Bifolic

E’ un integratore alimentare a base di acido folico, vitamina B12 e vitamina C utile per tutte le donne nel periodo periconcezionale per il corretto sviluppo del feto e la prevenzione dei difetti del tubo neurale.

Si raccomanda che tutte le donne che programmano una gravidanza, o che non ne escludono attivamente la possibilità, assumano regolarmente almeno 0,4 mg al giorno di acido folico per ridurre il rischio di difetti congeniti. Tale supplementazione deve iniziare almeno 1 mese prima del concepimento e deve continuare almeno per tutto il primo trimestre di gravidanza.

Bifolic garantisce una corretta supplementazione di acido folico, che contribuisce alla crescita dei tessuti materni in gravidanza e interviene nel processo di divisione cellulare. La vitamina B12 interviene nel processo di divisione delle cellule mentre la vitamina C possiede proprietà antiossidanti ed è necessaria alla trasformazione dell’acido folico nella sua forma attiva.

L’elevato turnover cellulare che si verifica in gravidanza, necessario alla rapida crescita tessutale e alle perdite attraverso il latte, determina una maggiore richiesta di acido folico.

La regolare supplementazione di acido folico iniziata prima del concepimento riduce il rischio di difetti del tubo neurale del 50-70%. Tale supplementazione potrebbe anche ridurre il rischio di altri difetti congeniti nel loro insieme (riduzione stimabile intorno al 10-20%) tra cui alcuni relativamente comuni come le cardiopatie congenite (difetti del setto interventricolare, tetralogia di fallot, trasposizione completa dei grossi vasi) e le labio-palatoschisi.

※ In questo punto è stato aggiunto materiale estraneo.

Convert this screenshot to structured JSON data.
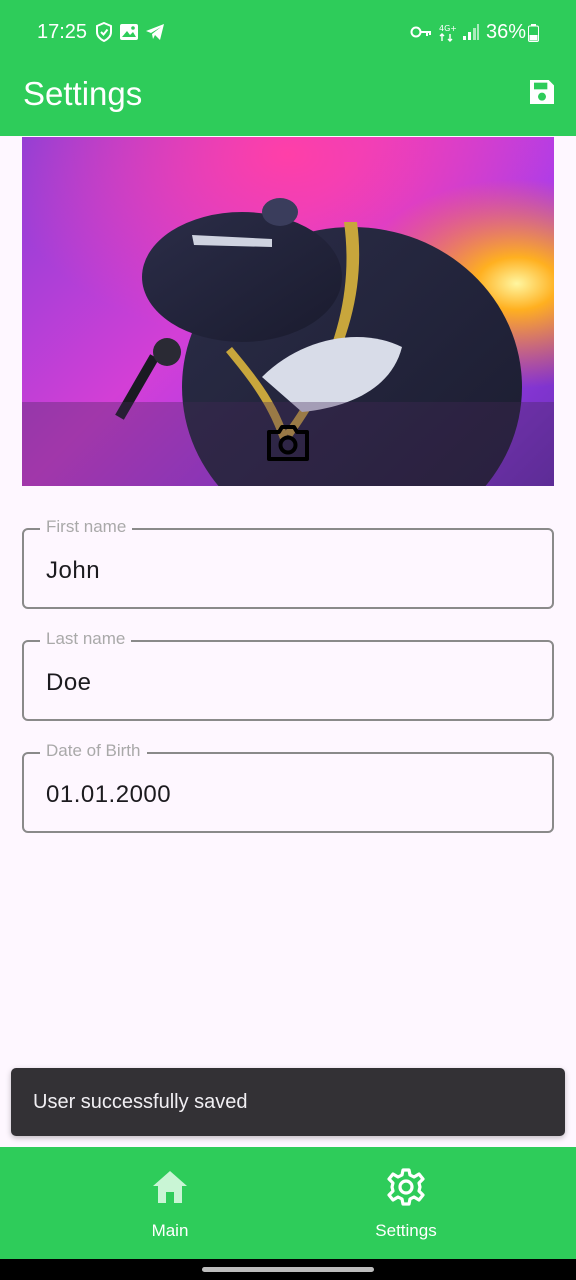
{
  "status_bar": {
    "time": "17:25",
    "battery": "36%",
    "left_icons": [
      "shield-icon",
      "image-icon",
      "telegram-icon"
    ],
    "right_icons": [
      "key-icon",
      "network-4g-icon",
      "signal-icon",
      "battery-icon"
    ]
  },
  "app_bar": {
    "title": "Settings",
    "save_icon": "save-icon"
  },
  "profile_photo": {
    "camera_icon": "camera-icon"
  },
  "form": {
    "first_name": {
      "label": "First name",
      "value": "John"
    },
    "last_name": {
      "label": "Last name",
      "value": "Doe"
    },
    "date_of_birth": {
      "label": "Date of Birth",
      "value": "01.01.2000"
    }
  },
  "snackbar": {
    "message": "User successfully saved"
  },
  "bottom_nav": {
    "items": [
      {
        "label": "Main",
        "icon": "home-icon"
      },
      {
        "label": "Settings",
        "icon": "gear-icon"
      }
    ]
  },
  "colors": {
    "primary": "#2ECC5A",
    "background": "#FEF7FF",
    "snackbar": "#333135",
    "field_border": "#8A8A8A"
  }
}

L’acido folico può essere assunto anche per periodi prolungati, in quanto non sono stati segnalati effetti avversi se non viene superata la dose di 1 mg al giorno.

Bifolic  contiene la dose raccomandata di acido folico e la vitamine C e B12 al 100% dei LARN (Livelli di Assunzione Giornalieri Raccomandati) per la gravidanza.

La stabilità certificata di Bifolic è di 36 mesi.

Dosaggio: una compressa al giorno nel periodo periconcezionale o secondo diversa indicazione del medico.

Confezione: 30 compresse

Modalità di conservazione: Conservare a temperatura ambiente in luogo fresco e asciutto. Evitare l’esposizione a fonti di calore localizzato, ai raggi solari e il contatto con l’acqua. La data di scadenza si riferisce al prodotto correttamente conservato. Non disperdere nell’ambiente dopo l’uso.

Avvertenze: Non superare la dose giornaliera consigliata. Tenere fuori dalla portata dei bambini al di sotto dei 3 anni. Gli integratori alimentari non vanno intesi come sostituti della dieta, pertanto si raccomanda di seguire una dieta variata ed equilibrata e uno stile di vita sano.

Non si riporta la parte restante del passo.